Naomi M. March 4, 2015
Ok I must buy Smashing Plates, not to abuse a poor octopus, but for the moussaka.......yum! I love Greek food too, we cook it a lot!
 
sexyLAMBCHOPx March 4, 2015
Greek food reigns supreme. Cant wait to check out the book.
 
Tanya March 4, 2015
I love Greek food, and Smashing Plates (love the name) sounds like a great place to start cooking Greek at home
 
chels March 4, 2015
All of these cookbooks being reviewed truly sound like the most wonderful cookbooks...
 
M S. March 4, 2015
Its true that coverage of the French/Italian food concept is everywhere. The thing I liked about Jody William's book was her insight into how to eat and live well without a lot of the rigamarole of the French/Italian mind set: a wonderful egg in the morning, a quirky risotto for lunch. But, you can make the same argument about the coverage of cooking from every little town in the world. I am buried in books, all used to the point of falling apart, from Southeast Asia, China, India, Turkey, from Mexico and Argentina, from...from. Me, I will take the insights into a civilized way of eating from Buvette, than still more recipes from the nooks and crannies of the world.

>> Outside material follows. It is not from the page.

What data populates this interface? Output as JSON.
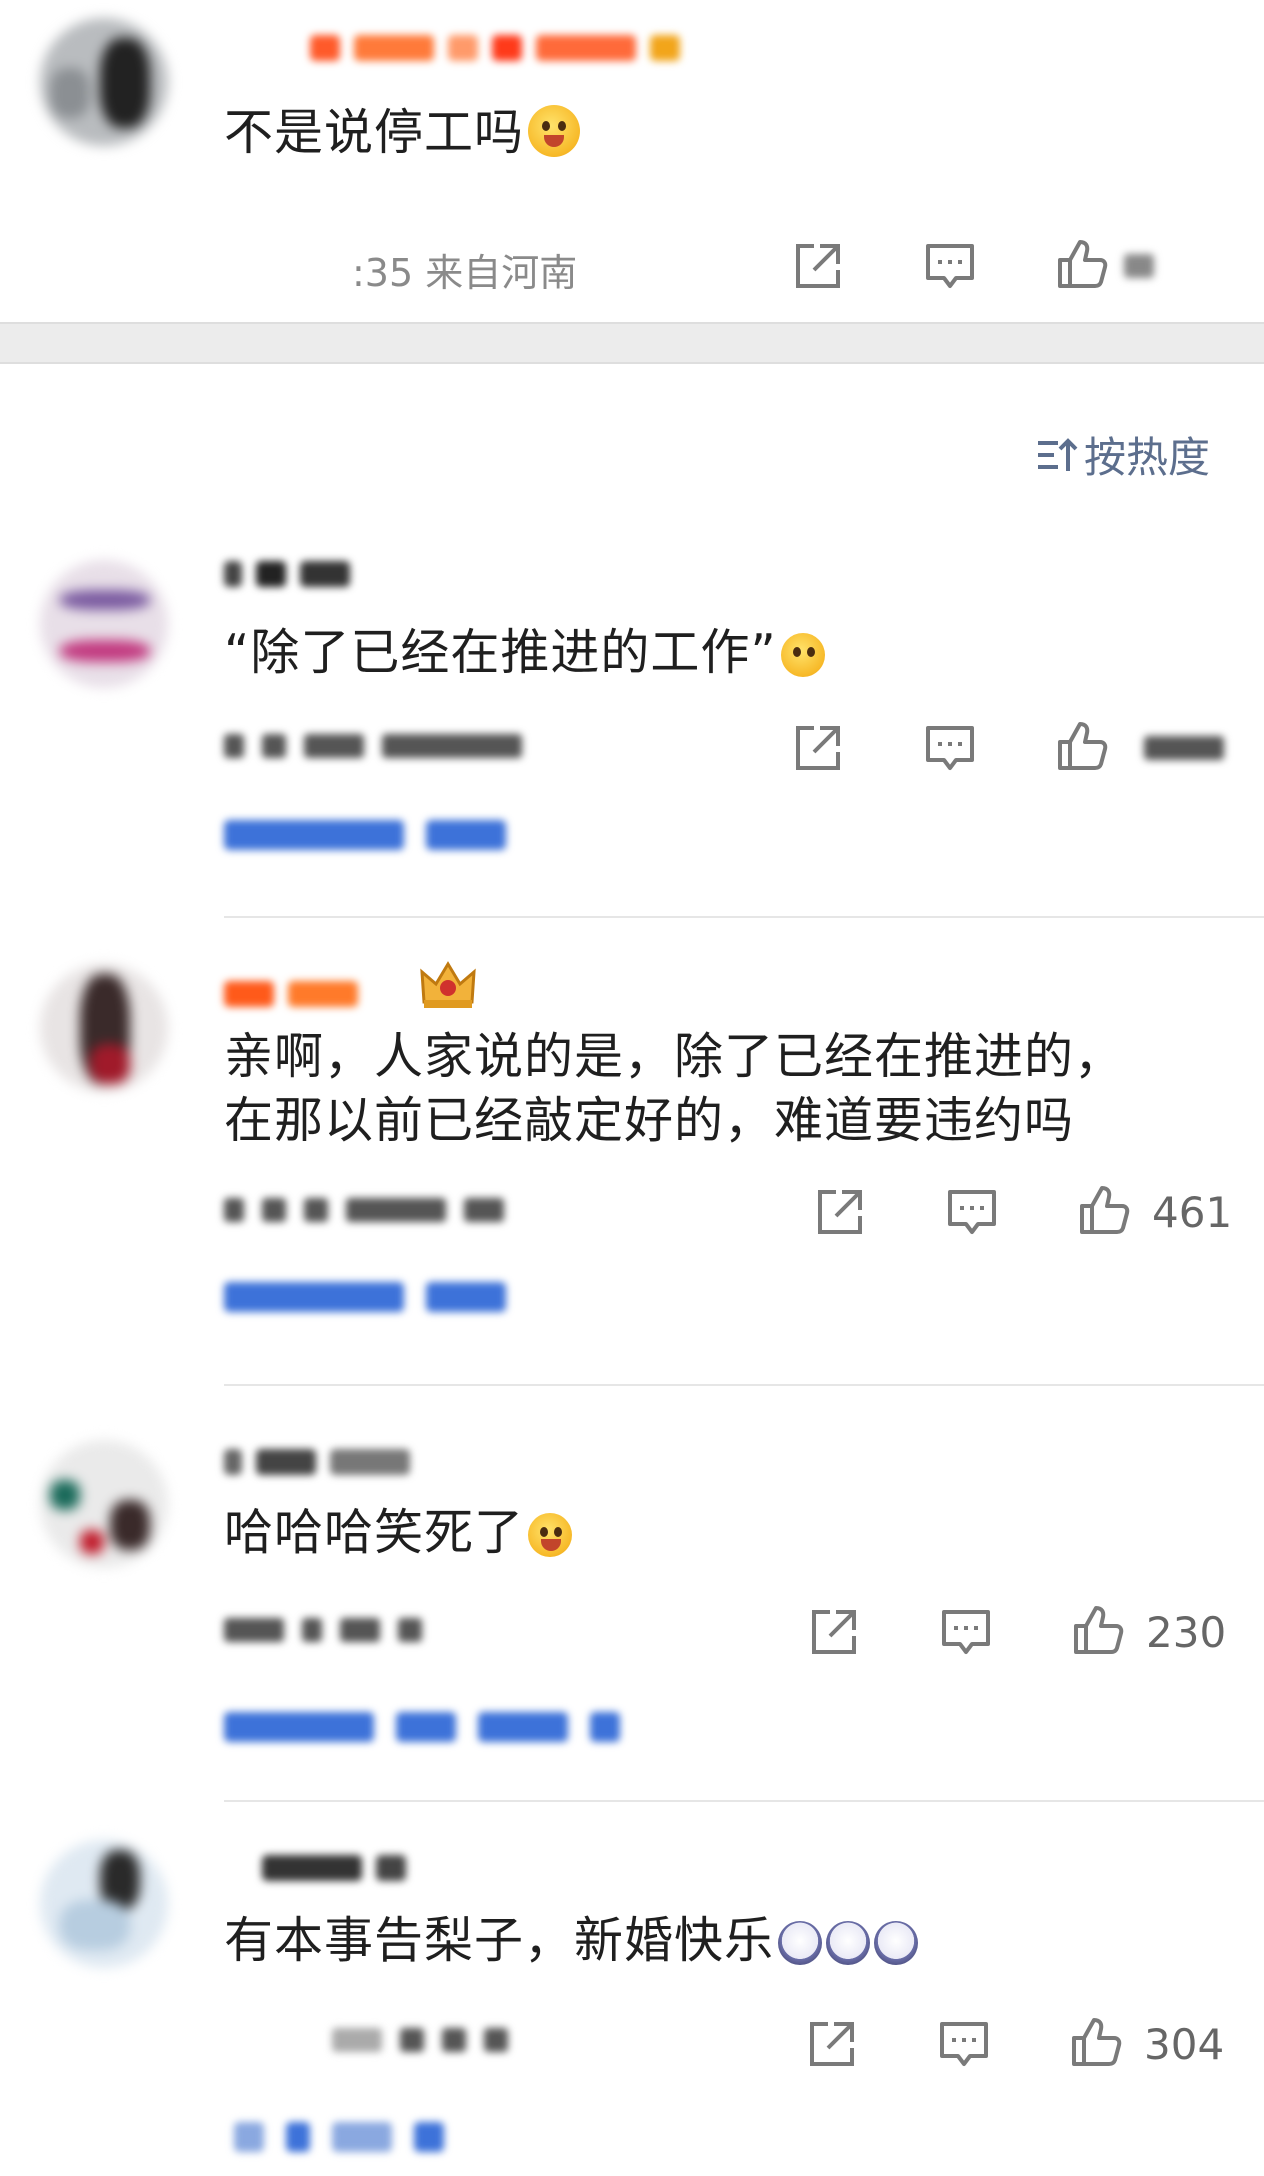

John Edge's world of southern cooking is in its prime now. That is where I will go next for something well done and different.
 
eliza_z March 4, 2015
all these great reviews of Smashing Plates - it's been added to my cookbook wishlist!
 
healthierkitchen March 4, 2015
this book is the one that I knew least about coming in and am wanting the most!
 
GinaP March 4, 2015
I predict Smashing Plates wins it all! (I not-so-secretly hope so). I don't even have the book yet but from the reviews, and what I'd heard pre-Piglet, it's a gem
.
 
Nicole B. March 4, 2015
Great review to elicit curiosity about Greek cuisine, which I feel is too often pushed aside to make room for other Mediterranean options. Can't wait to read the book.
 
dusty516 March 4, 2015
It's a fantastic book. I bought it last summer and fell in love with it; it's brilliant and imaginative Greek cooking--heady stuff for a culture that is so mired in tradition (full disclosure: my partner is Greek and goes into fits whenever I suggest playing with classic dishes. That said, even he likes this book!).
 
Victoria C. March 4, 2015
Wow. I have to say I love Buvette, the place, I love Buvette, the cookbook, and I love Jody Williams' meatballs so much I would marry them if I could. I have trekked around the City to all the restaurants where she left them on the menu when she moved on. I have now made them at home since she so generously passed the recipe on in Buvette, which I have and would recommend as an addition to anyone's library, but I am adding Smashing Plates to Flavor Flours and Fancy Desserts as books to add to my own library. Smashing Plates may end up this year's PIGLET. Let's see.
 
EmilyArgh March 4, 2015
Smashing Plates is now definitely on my cookbook wish list!